Your simulator will also take some flags. Specifically, they are:

-i initial value of instruction pointer
-s initial value of stack pointer
-B initial value of base pointer
-a initial value of eax
-b initial value of ebx
-c initial value of ecx
-d initial value of edx
-S initial value of esi
-D initial value of edi
You may wish to use getopt to facilitate parsing of flags; look it up online to learn more.

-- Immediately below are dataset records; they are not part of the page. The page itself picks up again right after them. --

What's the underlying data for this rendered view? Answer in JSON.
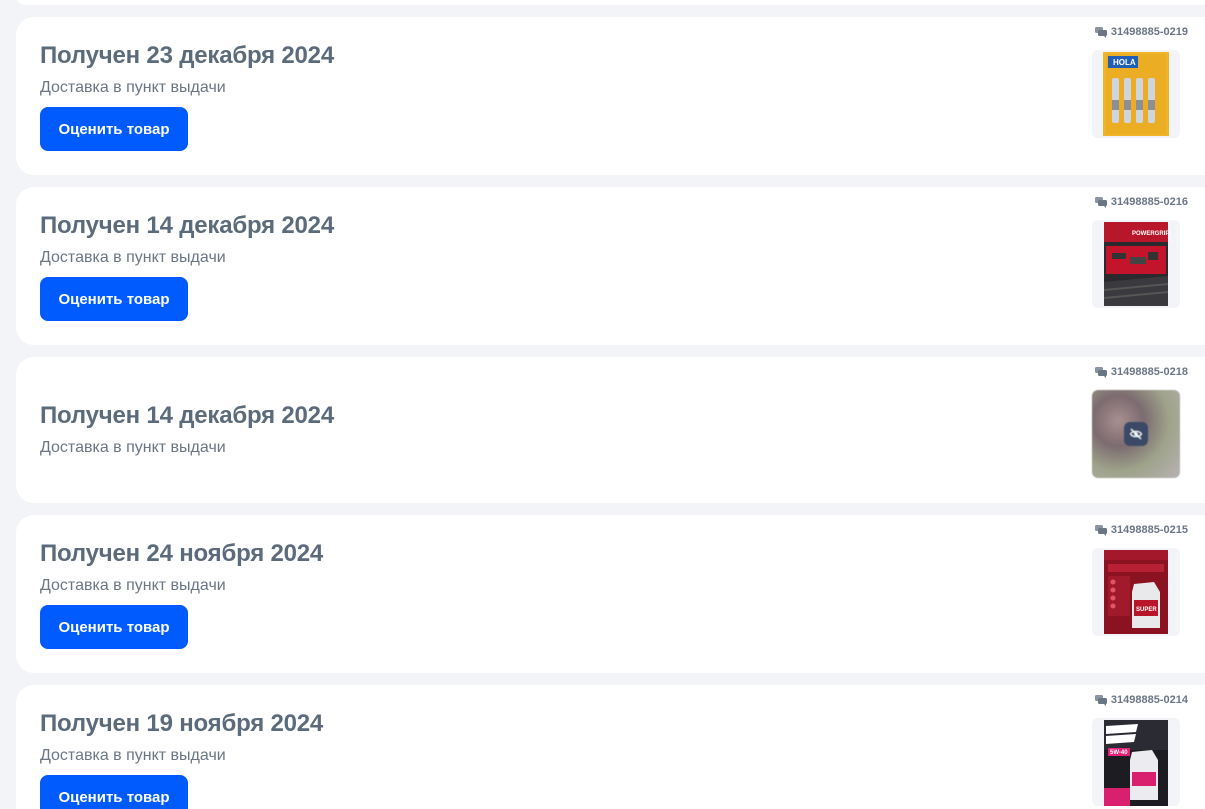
{
  "orders": [
    {
      "title": "Получен 23 декабря 2024",
      "subtitle": "Доставка в пункт выдачи",
      "button_label": "Оценить товар",
      "order_id": "31498885-0219",
      "product_image": "spark-plugs-hola"
    },
    {
      "title": "Получен 14 декабря 2024",
      "subtitle": "Доставка в пункт выдачи",
      "button_label": "Оценить товар",
      "order_id": "31498885-0216",
      "product_image": "powergrip-belt"
    },
    {
      "title": "Получен 14 декабря 2024",
      "subtitle": "Доставка в пункт выдачи",
      "order_id": "31498885-0218",
      "product_image": "hidden-blurred-image"
    },
    {
      "title": "Получен 24 ноября 2024",
      "subtitle": "Доставка в пункт выдачи",
      "button_label": "Оценить товар",
      "order_id": "31498885-0215",
      "product_image": "lukoil-super-oil"
    },
    {
      "title": "Получен 19 ноября 2024",
      "subtitle": "Доставка в пункт выдачи",
      "button_label": "Оценить товар",
      "order_id": "31498885-0214",
      "product_image": "krepkoe-maslo-5w-40"
    }
  ],
  "colors": {
    "background": "#f2f4f8",
    "card": "#ffffff",
    "accent": "#005bff",
    "title": "#5c6b7c",
    "muted": "#6b7685"
  }
}
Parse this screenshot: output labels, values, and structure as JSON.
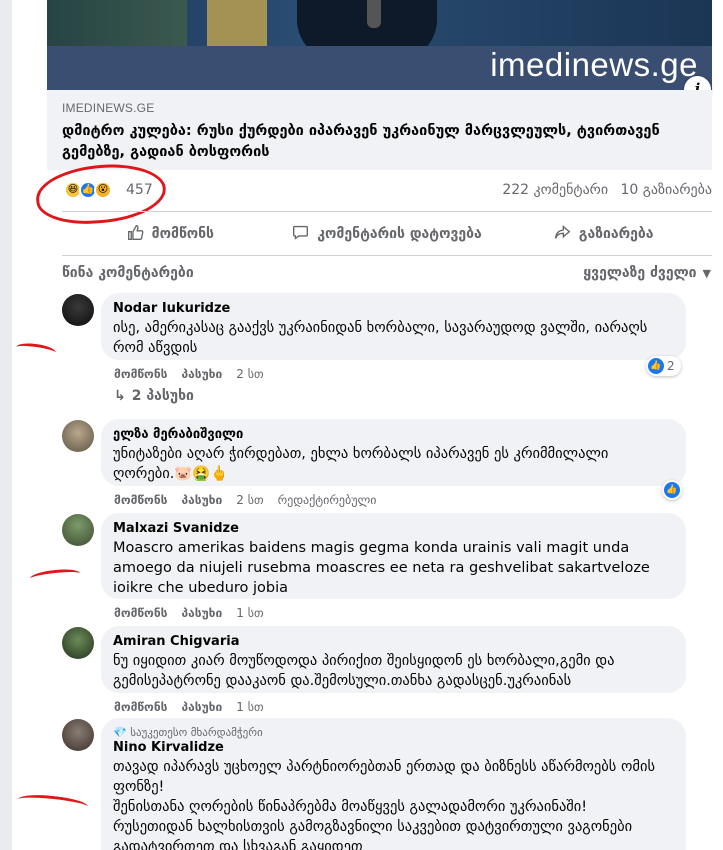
{
  "link_preview": {
    "watermark": "imedinews.ge",
    "domain": "IMEDINEWS.GE",
    "headline": "დმიტრო კულება: რუსი ქურდები იპარავენ უკრაინულ მარცვლეულს, ტვირთავენ გემებზე, გადიან ბოსფორის"
  },
  "stats": {
    "reaction_icons": [
      "haha-icon",
      "like-icon",
      "wow-icon"
    ],
    "reaction_count": "457",
    "comments": "222 კომენტარი",
    "shares": "10 გაზიარება"
  },
  "actions": [
    {
      "label": "მომწონს",
      "icon": "thumbs-up-icon"
    },
    {
      "label": "კომენტარის დატოვება",
      "icon": "comment-icon"
    },
    {
      "label": "გაზიარება",
      "icon": "share-icon"
    }
  ],
  "comments_header": {
    "previous": "წინა კომენტარები",
    "sort": "ყველაზე ძველი"
  },
  "comments": [
    {
      "name": "Nodar Iukuridze",
      "text": "ისე, ამერიკასაც გააქვს უკრაინიდან ხორბალი, სავარაუდოდ ვალში, იარაღს რომ აწვდის",
      "like": "მომწონს",
      "reply": "პასუხი",
      "time": "2 სთ",
      "reactions": "2",
      "replies": "2 პასუხი"
    },
    {
      "name": "ელზა მერაბიშვილი",
      "text": "უნიტაზები აღარ ჭირდებათ, ეხლა ხორბალს იპარავენ ეს კრიმმილალი ღორები.🐷🤮🖕",
      "like": "მომწონს",
      "reply": "პასუხი",
      "time": "2 სთ",
      "edited": "რედაქტირებული"
    },
    {
      "name": "Malxazi Svanidze",
      "text": "Moascro amerikas baidens magis gegma konda urainis vali magit unda amoego da niujeli rusebma moascres ee neta ra geshvelibat sakartveloze ioikre che ubeduro jobia",
      "like": "მომწონს",
      "reply": "პასუხი",
      "time": "1 სთ"
    },
    {
      "name": "Amiran Chigvaria",
      "text": "ნუ იყიდით კიარ მოუწოდოდა პირიქით შეისყიდონ ეს ხორბალი,გემი და გემისეპატრონე დააკაონ და.შემოსული.თანხა გადასცენ.უკრაინას",
      "like": "მომწონს",
      "reply": "პასუხი",
      "time": "1 სთ"
    },
    {
      "badge": "საუკეთესო მხარდამჭერი",
      "name": "Nino Kirvalidze",
      "text_lines": [
        "თავად იპარავს უცხოელ პარტნიორებთან ერთად და ბიზნესს აწარმოებს ომის ფონზე!",
        "შენისთანა ღორების წინაპრებმა მოაწყვეს გალადამორი უკრაინაში!",
        "რუსეთიდან ხალხისთვის გამოგზავნილი საკვებით დატვირთული ვაგონები გადატვირთეთ და სხვაგან გაყიდეთ"
      ]
    }
  ],
  "colors": {
    "bubble": "#f0f2f5",
    "secondary_text": "#65676b",
    "like_blue": "#1877f2",
    "annotation_red": "#e0161a"
  }
}
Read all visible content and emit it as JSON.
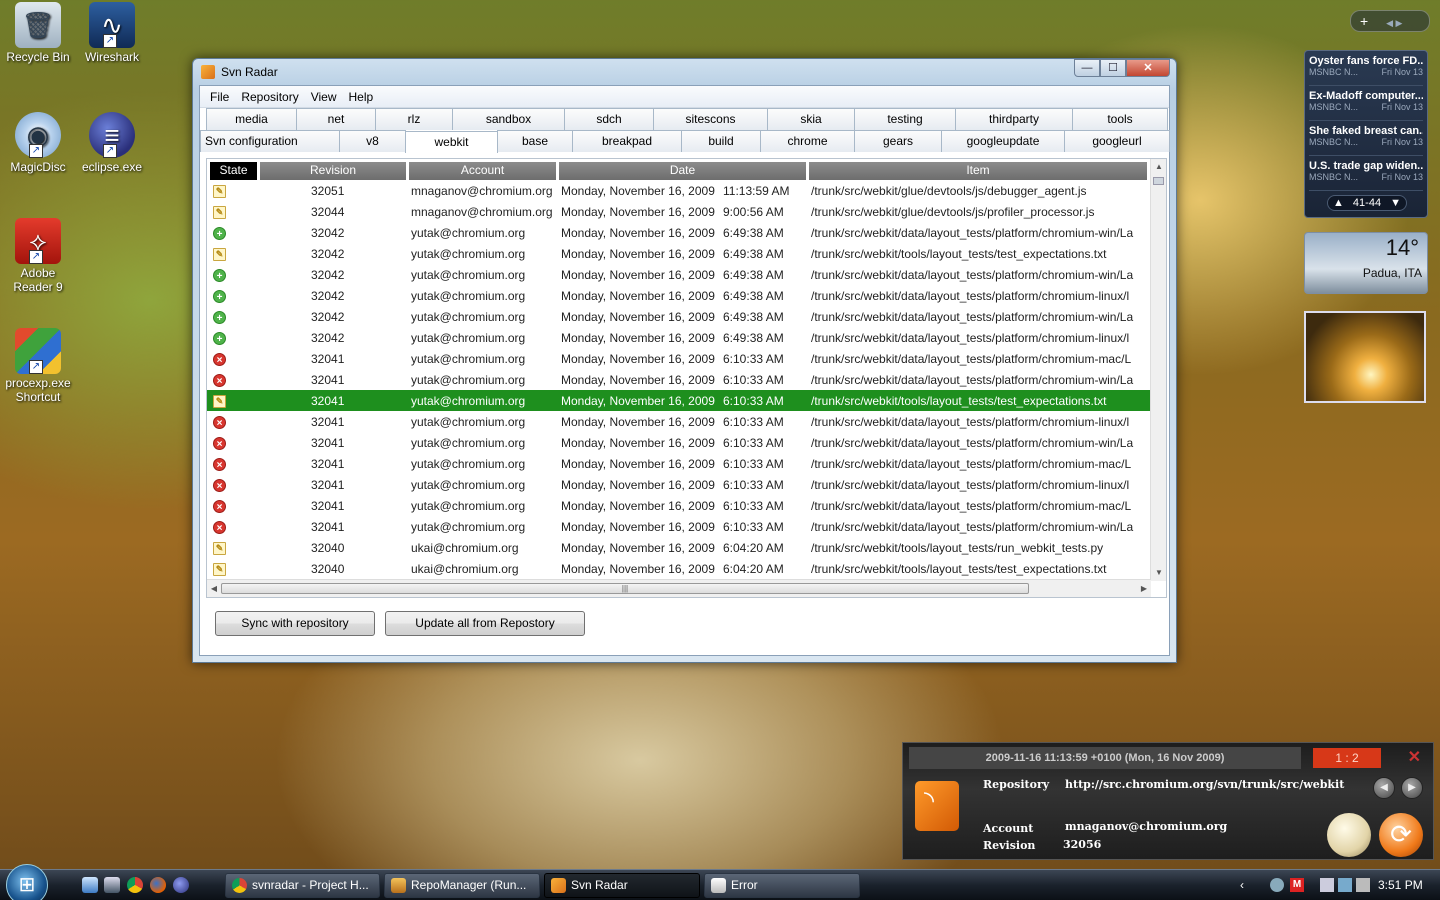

Finally, your simulator should take one more flag, the verbose flag, which prints output after each step of the simulation. Thus, you might run the simulator like this:

prompt> xsim -v -i 5 mov.o
This would set eip to 5 and start executing from that point, dumping the full output after each instruction is run.


Your implementation will be graded via a number of tests that we will provide shortly. Grading will be on functionality.


We will also be holding a contest not for points but for an exclusive 354 T-shirt. The fastest emulator (as run on a very large binary object) will be deemed the winner. More details on this soon as well.

Handing in your Code

Hand in your source code and a README file. The usual place: ~cs354-3/handin/NAME/hw5/, where NAME is your login name.

You should copy all of your source files (*.c and *.h) and a Makefile which builds xsim to your hw5/ handin directory. Do not submit any .o files.

If you have a partner, put the code in ONE of your directories, and a file called PARTNER.txt in BOTH handin directories (one per partner). In that file should be the login of both partners.